Qualifying for a loan has many people confused, upset and nervous. This happens because most borrowers are not familiar with the various ways to qualify for a loan. Unfortunately many in this industry aren't familiar as well which can cause much of the confusion.

Let's start with the newest phenomenon in the industry: automated underwriting (AUS). If you have a high credit score and a very low loan to value, 60% or less, you generally will pass if your loan is within the conforming limits, $417,000 for a single family residence. You will receive an approved eligible rating and few, if any conditions. If you have a jumbo loan up to generally $1 million you can get an accept ineligible (not eligible for a conforming loan). The conditions on these approvals can be as little as a verbal verification of employment (we call your employer and verify you are still an employee), a bank statement showing some small amount of reserves or a verification of the deposit you have in your bank for the down payment if it is a purchase.

The automated systems are the most popular for the loan companies and the borrowers as all that is added to the package is the appraisal (the credit report is in the automated system) and you are ready to close.

Next is full documentation, which is tax information, tax returns, W-2’s, 1099's, etc. Hopefully this type of qualifying is waning in popularity as it is time consuming, cumbersome and frequently adds more conditions that it solves. It is a picture of the past, not the future, and lenders are beginning to believe that credit and reserves show more about the borrower than the past earnings history.

We have stated income and verified assets or stated income and stated assets. Both of these methods rely heavily on the credit report, credit score primarily, and the appraisal for a lower loan to value. The borrower is to state the gross income he or she attains which can be an average or the previous year. Obviously the lender knows you are going to state the figures that make you look the best and that is why credit and loan to value is most important. Lenders have a good idea of what is a reasonable income for the type of work that you are doing. Do not overstate your income!
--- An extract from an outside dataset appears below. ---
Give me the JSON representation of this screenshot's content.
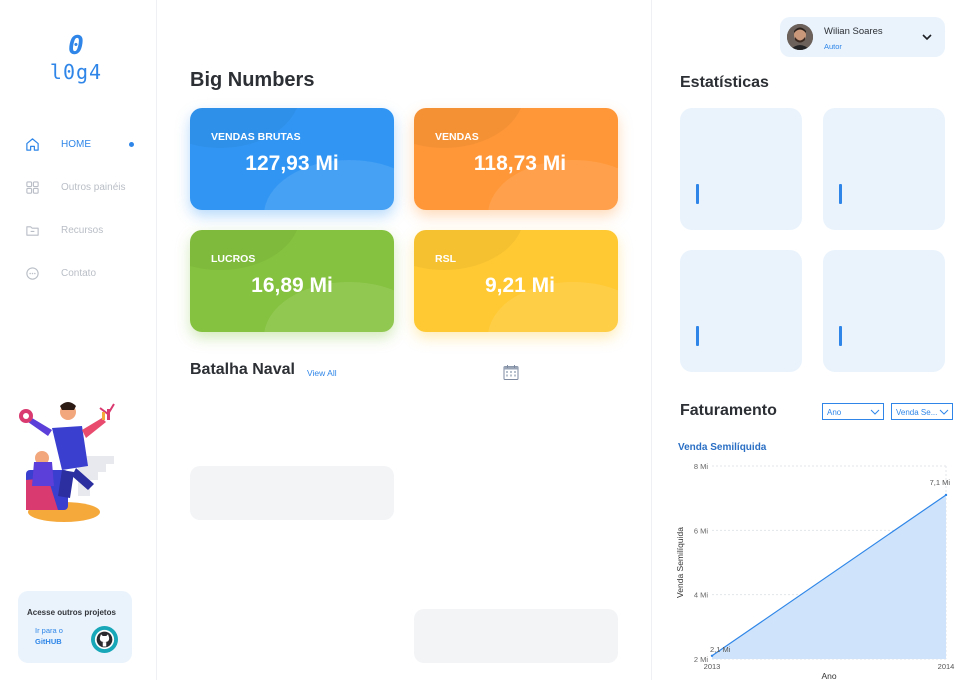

Our last way of qualifying is a "no doc" program, which means you supply your name and address, a credit report and an appraisal. You do not mention anything about employment, retirement, or the amount of money you have as reserves. The entire loan is based on credit and loan to value and nothing else.

The amazing reality of these ways of qualifying is the pricing of the loans. Some lending institutions will give the very best loan terms and rates to the stated, stated program, while others do better with the automated underwriting systems. There isn't a single formula that works with every lender.

Some quick points about mortgages that should be understood and unfortunately are disguised by advertisers for one reason - to mislead. A one percent mortgage isn't an interest rate but a pay rate. The interest rate is much higher and has more than a potential toward negative amortization (adding to your balance instead of reducing it) it will create negative amortization from the start. In trying to determine whether you are saving money you must add the negative portion added to your balance to the actual cash payment you are going to pay each month to determine whether you are saving money or not. Or not should generally win!

Prepayment penalties are usually on sub prime loans and generally cannot be waived on either sale or refinance. They are tax deductible if you have to pay one as they are prepaid interest. (Subject to income tax rules - check with your tax adviser). These penalties can be bought out up front, but are usually too expensive to the borrower. I usually recommend the shortest fixed loan period, 2,3 or five years that will allow you to fix your problems and get on to a better loan. Prepayment penalties, where they are legal. are 2 or 3 years long and then are over.

When asking me or anyone else a question about finance if you wish a general answer, ask a general question; if you wish a specific answer, ask a specific question with all the details. Ask any question whether you consider it dumb or not before making any move in the field of finance because the answer could save you thousands of dollars. Be sure you know what you are doing before you act.